What Is a Required Minimum Distribution (RMD)?
A required minimum distribution, or RMD, is the minimum amount you must withdraw annually from your traditional IRAs or employer-sponsored retirement account once you're 72.
However, you can withdraw more than the minimum amount required per IRS regulations. In addition, it's perfectly legal to remove the entire amount, although that could attract exorbitant taxes.
If you have multiple tax-deferred retirement accounts, you'll have to calculate the RMDs for each account separately and withdraw the required minimum from each account.
Any withdrawals will be part of your taxable income unless it is tax-exempt or you've paid your taxes. Typically, withdrawals from your Roth IRA will not suffer any tax penalties since your deposits are taxable.
People with traditional or employer-sponsored retirement accounts can withdraw the required minimum distribution.
You need to withdraw RMDs from tax-deferred retirement accounts, including:
- Most 401(k) and 403(b) plans
- Traditional IRAs
- Simple and rollover IRAs
- SEP IRAs
No required minimum distribution needs to be withdrawn from Roth IRAs unless they are inherited.
Your Plan's Terms
You must begin withdrawing RMDs from your tax-deferred retirement accounts after reaching 72, even when you are still employed.
You can calculate the RMD by dividing the account balance in the previous year by a life expectancy factor as provided by the IRS in their worksheet.
Your retirement plan administrator or the custodian of your accounts is responsible for calculating the amount and reporting it back to the IRS.
Beginning Date of Your First RMD
For traditional IRAs, including Simple IRAs and SEP, RMD will begin on April 1st, following the year you reach 72 years.
For 401(k), 403(b), profit sharing, or any other defined contribution plan, RMD will begin on April 1st, following the year you reach 72 or retire.
Once you are 72, you must make withdrawals based on your retirement account's RMD. If you fail to make a withdrawal or meet the required amount, you'll have to pay a 50% excise tax on the amount not withdrawn.
However, specific qualified plans allow account holders to withdraw RMDs when they retire, even at an age later than 72 years.
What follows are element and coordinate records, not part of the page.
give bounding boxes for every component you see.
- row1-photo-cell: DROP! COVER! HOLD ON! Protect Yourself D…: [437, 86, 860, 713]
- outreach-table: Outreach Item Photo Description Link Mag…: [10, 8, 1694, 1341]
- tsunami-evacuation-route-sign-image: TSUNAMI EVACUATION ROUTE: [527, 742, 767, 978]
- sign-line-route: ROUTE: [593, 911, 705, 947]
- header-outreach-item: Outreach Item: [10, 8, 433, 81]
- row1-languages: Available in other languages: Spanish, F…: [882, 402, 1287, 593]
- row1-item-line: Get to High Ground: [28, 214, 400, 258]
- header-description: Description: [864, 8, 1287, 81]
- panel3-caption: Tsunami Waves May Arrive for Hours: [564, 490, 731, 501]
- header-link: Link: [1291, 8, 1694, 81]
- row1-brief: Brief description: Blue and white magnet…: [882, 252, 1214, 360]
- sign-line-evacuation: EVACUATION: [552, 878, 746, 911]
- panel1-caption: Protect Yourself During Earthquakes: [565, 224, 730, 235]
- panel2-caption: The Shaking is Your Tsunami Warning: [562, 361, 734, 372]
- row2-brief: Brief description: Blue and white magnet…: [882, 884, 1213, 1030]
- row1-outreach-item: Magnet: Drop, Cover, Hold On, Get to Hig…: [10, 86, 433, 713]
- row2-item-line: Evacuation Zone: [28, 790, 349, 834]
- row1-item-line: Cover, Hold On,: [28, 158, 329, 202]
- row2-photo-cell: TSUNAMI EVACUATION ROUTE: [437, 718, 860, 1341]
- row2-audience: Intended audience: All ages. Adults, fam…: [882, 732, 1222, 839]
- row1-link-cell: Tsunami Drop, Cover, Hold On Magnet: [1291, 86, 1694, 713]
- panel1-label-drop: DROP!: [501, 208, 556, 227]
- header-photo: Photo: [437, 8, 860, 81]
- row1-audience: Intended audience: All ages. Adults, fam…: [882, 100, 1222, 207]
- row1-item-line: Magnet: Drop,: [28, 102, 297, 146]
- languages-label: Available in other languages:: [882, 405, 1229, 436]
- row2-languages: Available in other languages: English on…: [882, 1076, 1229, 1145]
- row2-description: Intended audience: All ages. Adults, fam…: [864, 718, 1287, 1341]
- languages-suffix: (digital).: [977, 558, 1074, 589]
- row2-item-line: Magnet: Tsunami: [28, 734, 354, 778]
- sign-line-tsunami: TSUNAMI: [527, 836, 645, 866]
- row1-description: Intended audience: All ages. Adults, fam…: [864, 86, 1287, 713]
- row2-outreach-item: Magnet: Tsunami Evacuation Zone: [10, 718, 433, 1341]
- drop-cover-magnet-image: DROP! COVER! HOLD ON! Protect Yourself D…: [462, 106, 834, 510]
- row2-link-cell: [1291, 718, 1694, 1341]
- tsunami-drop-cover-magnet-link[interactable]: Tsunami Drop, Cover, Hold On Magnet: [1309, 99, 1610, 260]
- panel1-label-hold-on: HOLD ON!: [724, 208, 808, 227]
You need to check with your employer if you are qualified for the deferred RMD payment.
Calculating an RMD
To calculate the RMD, you need to follow the worksheet provided by the IRS on their website. In addition, there are Lifetime Expectancy Tables in Appendix B of IRS Publication 590, which you'll need to access to find the correct withdrawal factor for the RMD calculation.
There are different calculation tables for other retirement accounts. Follow the one that is relevant to you.
For instance, if you are a traditional IRA account holder, you need to calculate RMD in the following way.
- Locate your account balance on December 31st of the previous year.
- Determine your age at the end of the year.
- Find your withdrawal factor from IRS Pub. 590 appropriate Lifetime Expectancy Table.
- Divide your account balance by the life expectancy factor number to determine the RMD.
- Your account balance is $205,000.
- You'll be 74 by the end of the year.
- You're married to a spouse who's not ten years younger.
Next, you'll need to look at the IRS Table III: Uniform Lifetime to determine your life expectancy factor of 25.5.
To calculate the RMD of your account, you'll need to divide your funds by the life expectancy factor, which will lead to $8,039.22.
In addition, the timing of the withdrawal, death of the account holder, beneficiary age, and changes in marital status will affect your required minimum distribution. Therefore, your results may increase or decrease based on changes to these factors.
Calculating RMDs After the Death of the Account Holder
On the account holder's death, the RMD due is the amount to be withdrawn by the account holder if he was alive. From the year following the account holder's death, RMD will depend on the characteristics of the designated beneficiary of the account holder.
RMD can be a great strategic tool for your retirement income. It can reduce your taxes while increasing the options for reinvestment in the future.